Execute the following instructions to do the conversion:
-
Download the release archive from the Releases page.
-
Extract the release archive.
-
Launch Mozilla Firefox.
-
Browse the main page of the Google Cloud documentation website.
-
Right click the first item in the navigation interface(it is "Google Cloud Documentation home" at the writing of this process at 2024/10/16), and select Inspect. The developer console will open, and, in the main panel of the Inspector tab you should notice a
devsite-nav-text
class element is selected. -
Search outward the nested elements until you locate an element that is in the
devsite-nav-list
class, right-click the element and select the Copy > Inner HTML option in its contextual menu. -
Create a dump.html file in the /path/to/the/extracted/product/gcloud-docs-nav2md-X.Y.Z folder, the content is similar to this sample file.
-
Use your preferred text editor to open the file, and paste the previously copied HTML markup to the file, then save the file.
-
Launch your preferred terminal emulator application.
-
Change the working directory to the /path/to/the/extracted/product/gcloud-docs-nav2md-X.Y.Z folder.
-
Run the following commands to convert the navigation interface HTML markup to JSON data:
hq \ '{ navitems: .devsite-nav-item | [ { title: .devsite-nav-text | @text, url: a | @(href) } ] }' <dump.html \ | jq . \ | tee nav.json
The conversion result should be similar to this sample file.
-
Run the following commands to convert the navigation JSON data to ToC Markdown markup:
jinjanate_opts=( --format json --output toc.md ) jinjanate "${jinjanate_opts[@]}" toc.md.j2 nav.json
The conversion result should be similar to this sample file.

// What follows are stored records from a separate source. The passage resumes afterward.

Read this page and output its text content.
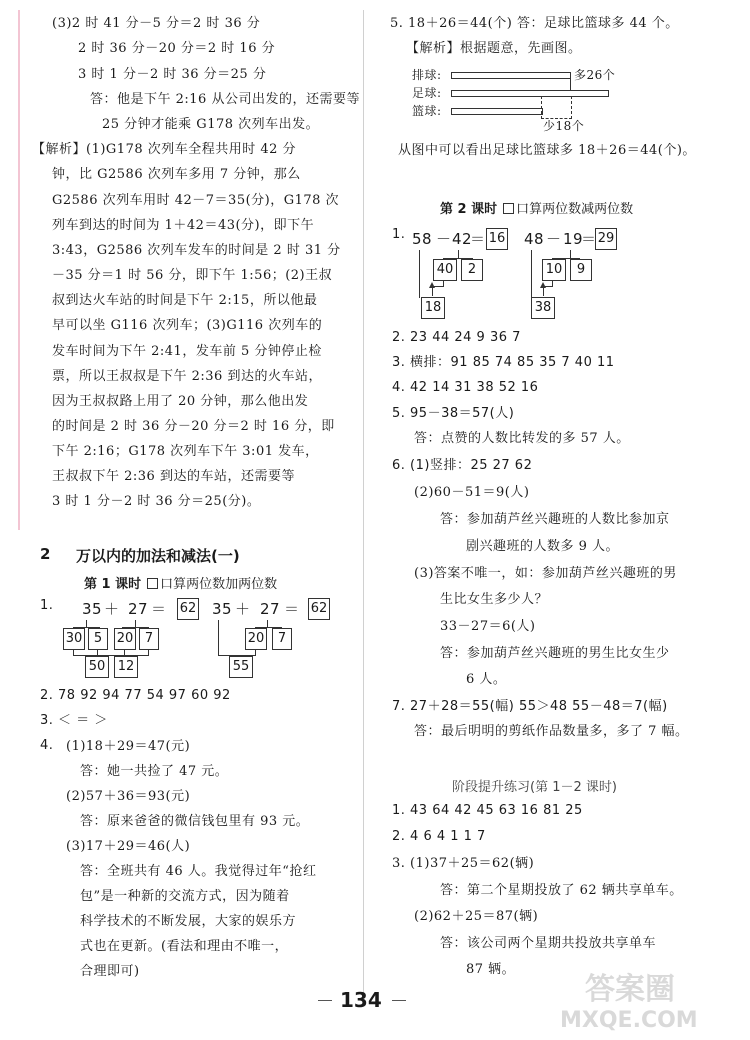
(3)2 时 41 分－5 分＝2 时 36 分
2 时 36 分－20 分＝2 时 16 分
3 时 1 分－2 时 36 分＝25 分
答：他是下午 2:16 从公司出发的，还需要等
25 分钟才能乘 G178 次列车出发。
【解析】(1)G178 次列车全程共用时 42 分
钟，比 G2586 次列车多用 7 分钟，那么
G2586 次列车用时 42－7＝35(分)，G178 次
列车到达的时间为 1＋42＝43(分)，即下午
3:43，G2586 次列车发车的时间是 2 时 31 分
－35 分＝1 时 56 分，即下午 1:56；(2)王叔
叔到达火车站的时间是下午 2:15，所以他最
早可以坐 G116 次列车；(3)G116 次列车的
发车时间为下午 2:41，发车前 5 分钟停止检
票，所以王叔叔是下午 2:36 到达的火车站，
因为王叔叔路上用了 20 分钟，那么他出发
的时间是 2 时 36 分－20 分＝2 时 16 分，即
下午 2:16；G178 次列车下午 3:01 发车，
王叔叔下午 2:36 到达的车站，还需要等
3 时 1 分－2 时 36 分＝25(分)。
2 万以内的加法和减法(一)
第 1 课时 口算两位数加两位数
1. 35 ＋ 27 ＝ 62
30 5	20 7
50 12
35 ＋ 27 ＝ 62
20	7
55
2. 78 92 94 77 54 97 60 92
3. ＜ ＝ ＞
4. (1)18＋29＝47(元)
答：她一共捡了 47 元。
(2)57＋36＝93(元)
答：原来爸爸的微信钱包里有 93 元。
(3)17＋29＝46(人)
答：全班共有 46 人。我觉得过年“抢红
包”是一种新的交流方式，因为随着
科学技术的不断发展，大家的娱乐方
式也在更新。(看法和理由不唯一，
合理即可)
5. 18＋26＝44(个) 答：足球比篮球多 44 个。
【解析】根据题意，先画图。
排球:
足球:
篮球:
多26个
少18个
从图中可以看出足球比篮球多 18＋26＝44(个)。
第 2 课时 口算两位数减两位数
1. 58 － 42
＝ 16
40	2
18
48 － 19
＝ 29
10	9
38
2. 23 44 24 9 36 7
3. 横排：91 85 74 85 35 7 40 11
4. 42 14 31 38 52 16
5. 95－38＝57(人)
答：点赞的人数比转发的多 57 人。
6. (1)竖排：25 27 62
(2)60－51＝9(人)
答：参加葫芦丝兴趣班的人数比参加京
剧兴趣班的人数多 9 人。
(3)答案不唯一，如：参加葫芦丝兴趣班的男
生比女生多少人？
33－27＝6(人)
答：参加葫芦丝兴趣班的男生比女生少
6 人。
7. 27＋28＝55(幅) 55＞48 55－48＝7(幅)
答：最后明明的剪纸作品数量多，多了 7 幅。
阶段提升练习(第 1－2 课时)
1. 43 64 42 45 63 16 81 25
2. 4 6 4 1 1 7
3. (1)37＋25＝62(辆)
答：第二个星期投放了 62 辆共享单车。
(2)62＋25＝87(辆)
答：该公司两个星期共投放共享单车
87 辆。
134	答案圈
MXQE.COM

After doing so you should have your ToC Markdown markup in the toc.md file(sample)!
The following materials are referenced during the development of this project:
- Special query syntax | orf/html-query: jq, but for HTML
Explains the usage of the@(href)
and the@text
query syntax of html-query.
Unless otherwise noted(individual file's header/REUSE.toml), this product is licensed under version 3 of the GNU Affero General Public License, or any of its recent versions you would prefer.
This work complies to the REUSE Specification, refer the REUSE - Make licensing easy for everyone website for info regarding the licensing of this product.